SINGAPORE ECONOMY

Construction looks to turn corner with slower 4.6% Q2 decline

THE tide may be turning for the ailing construction sector, which has been a persistent drag on growth, a government economist has said.

Construction shrank by 4.6 per cent year on year in the second quarter, with the decline easing from 5.2 per cent in the quarter before, according to figures from the Ministry of Trade and Industry (MTI) on Monday.

The contraction still marked a 15.4 per cent quarterly fall, on a seasonally adjusted, annualised basis. But growth is expected to pick up, the latest property curbs notwithstanding, with public projects forming the bedrock of the sector's performance.

"The weakness in construction output is primarily because of the weakness in construction demand in 2015, 2016 and also the first half of 2017," Yong Yik Wei, director of the ministry's economics division, told a briefing.

"Since the second half of 2017 and including the first half of this year, we've seen construction demand pick up, so we should see a a bottoming out in the contraction of the construction sector towards the end of the year . . . and, obviously, next year should be a better year for the sector."

Still, public sector construction works "remain lacklustre", said Selena Ling, OCBC's head of treasury research and strategy, "and the recent private residential property cooling measures are likely to weigh as well".

Meanwhile, broad-based gains in manufacturing again spurred the economy on in the quarter, with the sector notching a 10.2 per cent expansion, which the MTI called "robust" despite a moderation from growth of 10.8 per cent in the first quarter. On a quarterly, seasonally adjusted, annualised basis, the sector was up 1.8 per cent, cooling sharply from 26.2 per cent in the quarter before.

The electronics, biomedical and transport engineering clusters drove manufacturing growth, with semiconductors once more a darling among the electronics segments. "By contrast, the rest of the segments within the electronics cluster posted output declines," the MTI said in its report.

Finance and insurance helped to push up the services sector, which saw overall growth of 2.8 per cent for the three months - slower than 4 per cent in the first quarter, and a change of 0.4 per cent on a quarter-on-quarter, seasonally adjusted, annualised basis.

The MTI said economic growth will continue to be supported largely by external-facing sectors, but the expansion will moderate in manufacturing and in service industries such as finance and insurance, wholesale trade and transportation and storage.
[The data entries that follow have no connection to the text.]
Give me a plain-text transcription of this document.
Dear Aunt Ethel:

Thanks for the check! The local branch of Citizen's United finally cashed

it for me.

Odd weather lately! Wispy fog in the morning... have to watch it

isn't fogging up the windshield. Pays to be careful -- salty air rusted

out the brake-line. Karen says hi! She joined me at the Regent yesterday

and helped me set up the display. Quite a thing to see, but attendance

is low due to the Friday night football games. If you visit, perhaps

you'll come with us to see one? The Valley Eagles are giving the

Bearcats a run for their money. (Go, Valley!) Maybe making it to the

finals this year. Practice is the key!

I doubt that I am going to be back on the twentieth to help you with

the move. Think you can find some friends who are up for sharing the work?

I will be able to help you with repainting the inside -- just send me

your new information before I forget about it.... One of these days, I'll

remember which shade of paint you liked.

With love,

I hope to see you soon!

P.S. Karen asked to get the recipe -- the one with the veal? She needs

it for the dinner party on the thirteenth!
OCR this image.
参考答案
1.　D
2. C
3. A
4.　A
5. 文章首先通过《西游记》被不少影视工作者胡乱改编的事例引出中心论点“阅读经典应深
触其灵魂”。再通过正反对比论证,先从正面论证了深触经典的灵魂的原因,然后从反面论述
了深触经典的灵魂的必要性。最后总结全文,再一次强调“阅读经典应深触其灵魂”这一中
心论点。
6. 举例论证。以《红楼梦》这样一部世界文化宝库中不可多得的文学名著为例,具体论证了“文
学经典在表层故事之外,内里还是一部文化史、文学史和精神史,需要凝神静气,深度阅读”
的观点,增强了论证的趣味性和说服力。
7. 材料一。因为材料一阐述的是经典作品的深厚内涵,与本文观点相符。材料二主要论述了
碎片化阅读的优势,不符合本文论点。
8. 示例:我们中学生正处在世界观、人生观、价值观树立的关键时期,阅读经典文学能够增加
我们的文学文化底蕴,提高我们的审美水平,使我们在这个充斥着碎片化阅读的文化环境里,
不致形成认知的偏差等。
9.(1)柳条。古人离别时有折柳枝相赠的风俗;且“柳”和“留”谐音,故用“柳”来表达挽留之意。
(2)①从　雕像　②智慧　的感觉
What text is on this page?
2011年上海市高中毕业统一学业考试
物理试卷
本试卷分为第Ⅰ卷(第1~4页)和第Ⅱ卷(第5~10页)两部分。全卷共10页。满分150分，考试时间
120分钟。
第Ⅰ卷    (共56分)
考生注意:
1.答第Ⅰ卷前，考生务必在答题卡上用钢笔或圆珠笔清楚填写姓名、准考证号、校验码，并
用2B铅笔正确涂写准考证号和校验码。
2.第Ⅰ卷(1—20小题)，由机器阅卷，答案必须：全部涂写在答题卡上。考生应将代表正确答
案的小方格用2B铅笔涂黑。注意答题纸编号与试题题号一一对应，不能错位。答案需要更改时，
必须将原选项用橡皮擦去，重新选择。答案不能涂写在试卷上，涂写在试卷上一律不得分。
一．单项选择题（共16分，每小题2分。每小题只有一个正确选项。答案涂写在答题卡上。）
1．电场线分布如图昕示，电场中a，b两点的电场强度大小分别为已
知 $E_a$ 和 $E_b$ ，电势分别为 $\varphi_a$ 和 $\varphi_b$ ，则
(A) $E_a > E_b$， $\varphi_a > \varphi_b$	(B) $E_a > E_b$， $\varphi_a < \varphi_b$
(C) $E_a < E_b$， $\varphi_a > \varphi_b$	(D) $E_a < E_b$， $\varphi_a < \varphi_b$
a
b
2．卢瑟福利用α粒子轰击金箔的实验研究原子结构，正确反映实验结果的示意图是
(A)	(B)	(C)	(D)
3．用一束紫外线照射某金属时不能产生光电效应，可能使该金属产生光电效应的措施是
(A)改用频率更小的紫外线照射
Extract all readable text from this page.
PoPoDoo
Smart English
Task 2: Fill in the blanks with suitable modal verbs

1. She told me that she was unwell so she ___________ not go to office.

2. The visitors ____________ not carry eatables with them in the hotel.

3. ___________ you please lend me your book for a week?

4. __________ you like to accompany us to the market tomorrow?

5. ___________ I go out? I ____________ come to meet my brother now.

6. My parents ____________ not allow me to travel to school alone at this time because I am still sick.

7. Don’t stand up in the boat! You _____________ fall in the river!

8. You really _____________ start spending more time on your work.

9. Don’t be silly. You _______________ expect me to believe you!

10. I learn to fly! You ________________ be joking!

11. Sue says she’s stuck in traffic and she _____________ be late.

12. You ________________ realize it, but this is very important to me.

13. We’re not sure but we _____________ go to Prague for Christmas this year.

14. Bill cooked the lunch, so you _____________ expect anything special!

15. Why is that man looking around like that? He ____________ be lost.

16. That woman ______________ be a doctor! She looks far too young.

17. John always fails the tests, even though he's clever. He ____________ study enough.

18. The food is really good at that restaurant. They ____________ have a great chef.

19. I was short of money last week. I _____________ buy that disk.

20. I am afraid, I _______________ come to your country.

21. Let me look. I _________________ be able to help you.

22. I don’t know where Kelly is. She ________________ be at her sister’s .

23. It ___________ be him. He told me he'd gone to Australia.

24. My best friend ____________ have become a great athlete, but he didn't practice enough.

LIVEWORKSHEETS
Economist Tan Khay Boon, senior lecturer at SIM Global Education, said: "The growth for the rest of the year is likely to be dependent on the services sector, which is supported by the tight labour market and real wage growth."

Mohamed Faiz Nagutha, Asean economist at Merrill Lynch in Singapore, noted that external-oriented sectors continued to outperform domestic ones. "All in, despite the domestic sectors being in a much firmer place than a year ago, the continued outperformance of manufacturing means sectoral distribution of growth remains less than optimal," he warned.